Boom or Bust Feel to Toronto Maple Leafs Special Teams Moves
The Toronto Maple Leafs power play will already have a new look this season thanks to the addition of new assistant coach Guy Boucher. He will bring fresh ideas, part of which likely involves the threat of a heavier shot from the point.
The Leafs power play has ranked in the top 2 each of the past two seasons. Last season they finished second behind the Edmonton Oilers with an efficiency of 26.0%. During the 2021-2022 season, they led the NHL at 27.3%.
Rielly, along with Matthews, Mitch Marner, John Tavares, and William Nylander have been the mainstays of the Leafs successful power play unit.
At the helm on the backend has been Rielly with his above-average skating, puck handling, and playmaking ability, but without the threat of a substantial point shot. Wrist shots for tip-ins or screens were the most frequent threat from the blue line.
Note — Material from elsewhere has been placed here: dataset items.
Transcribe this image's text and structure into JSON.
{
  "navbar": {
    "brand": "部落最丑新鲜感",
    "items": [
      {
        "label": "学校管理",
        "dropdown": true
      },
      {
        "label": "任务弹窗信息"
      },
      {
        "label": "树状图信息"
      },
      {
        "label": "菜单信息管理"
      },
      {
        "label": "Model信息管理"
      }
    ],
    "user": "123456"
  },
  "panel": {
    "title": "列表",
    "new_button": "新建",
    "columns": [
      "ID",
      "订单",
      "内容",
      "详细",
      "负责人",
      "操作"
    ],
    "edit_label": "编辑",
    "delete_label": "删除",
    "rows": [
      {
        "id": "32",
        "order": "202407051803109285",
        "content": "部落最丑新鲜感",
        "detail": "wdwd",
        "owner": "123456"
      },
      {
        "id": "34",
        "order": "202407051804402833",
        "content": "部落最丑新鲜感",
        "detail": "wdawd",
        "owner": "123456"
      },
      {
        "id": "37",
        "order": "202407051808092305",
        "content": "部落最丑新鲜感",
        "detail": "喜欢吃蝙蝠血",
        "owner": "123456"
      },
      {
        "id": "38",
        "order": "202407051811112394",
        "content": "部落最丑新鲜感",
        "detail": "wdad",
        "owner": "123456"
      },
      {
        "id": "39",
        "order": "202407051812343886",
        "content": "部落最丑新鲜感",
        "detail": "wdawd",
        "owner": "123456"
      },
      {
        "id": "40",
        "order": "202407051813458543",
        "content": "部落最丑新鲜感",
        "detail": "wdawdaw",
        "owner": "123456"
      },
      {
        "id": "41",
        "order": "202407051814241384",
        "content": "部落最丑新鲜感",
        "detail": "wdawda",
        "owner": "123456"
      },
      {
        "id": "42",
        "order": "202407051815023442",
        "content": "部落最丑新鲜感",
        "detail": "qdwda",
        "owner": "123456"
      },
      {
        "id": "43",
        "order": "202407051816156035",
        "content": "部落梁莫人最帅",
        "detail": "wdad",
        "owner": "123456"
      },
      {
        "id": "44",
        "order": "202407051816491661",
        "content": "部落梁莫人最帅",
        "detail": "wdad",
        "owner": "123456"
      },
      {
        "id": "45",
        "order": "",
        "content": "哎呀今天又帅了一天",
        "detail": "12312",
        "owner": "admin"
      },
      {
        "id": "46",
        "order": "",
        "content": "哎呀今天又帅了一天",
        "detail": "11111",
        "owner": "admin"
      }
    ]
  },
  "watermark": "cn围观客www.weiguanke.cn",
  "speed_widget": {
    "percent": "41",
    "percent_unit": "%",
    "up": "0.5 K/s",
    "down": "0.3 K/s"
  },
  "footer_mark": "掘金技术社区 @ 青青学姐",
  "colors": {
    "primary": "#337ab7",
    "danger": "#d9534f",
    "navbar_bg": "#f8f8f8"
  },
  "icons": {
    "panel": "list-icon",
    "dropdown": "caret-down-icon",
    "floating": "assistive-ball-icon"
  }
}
Moving Klingberg to Rielly’s spot is understandable, and the safer of the two moves.
The risk of inserting Klingberg into Rielly’s spot involves messing with a good thing or ruffling Rielly’s feathers with his demotion to the second power-play unit.
Rielly has always been a leader with a team-first attitude, so a drop-off in power play production is the only real concern.
The intriguing part is imagining a Leafs power play with a legitimate shooting threat from the point. It could increase their power play efficiency which will translate to more wins.
Klingberg has a history of power-play production, but should the Leafs struggle with the extra attacker they can always revert to Rielly.
Auston Matthews on the Penalty Kill Brings Great Risk
The biggest risk of the Toronto Maple Leafs change in special teams personnel is adding Matthews to the penalty-killing units.
There are plenty of advantages to increasing Matthews’ job description.
He can win important defensive zone draws to start short-handed situations. He is strong on the puck and can win battles for possession. He is always among the league leaders in takeaways, also helpful while playing short.
Matthews also led NHL forwards in blocked shots last season. He did this while not killing penalties. Playing short-handed means more shot blocks and puts him in harm’s way more often.
Managing his ice time also becomes a bigger concern. Keefe must walk a fine line to be sure Matthews is not overtaxed.
Having your best players play more increases your chances of winning, but you don’t want to overuse them or put them at risk of injury.
Matthews and Marner seeing lots of time on ice should lead to better team results, but with it comes risk.
The Toronto Maple Leafs losing either of their best players becomes a more distinct possibility when killing penalties. At the very least, it should give them pause for thought.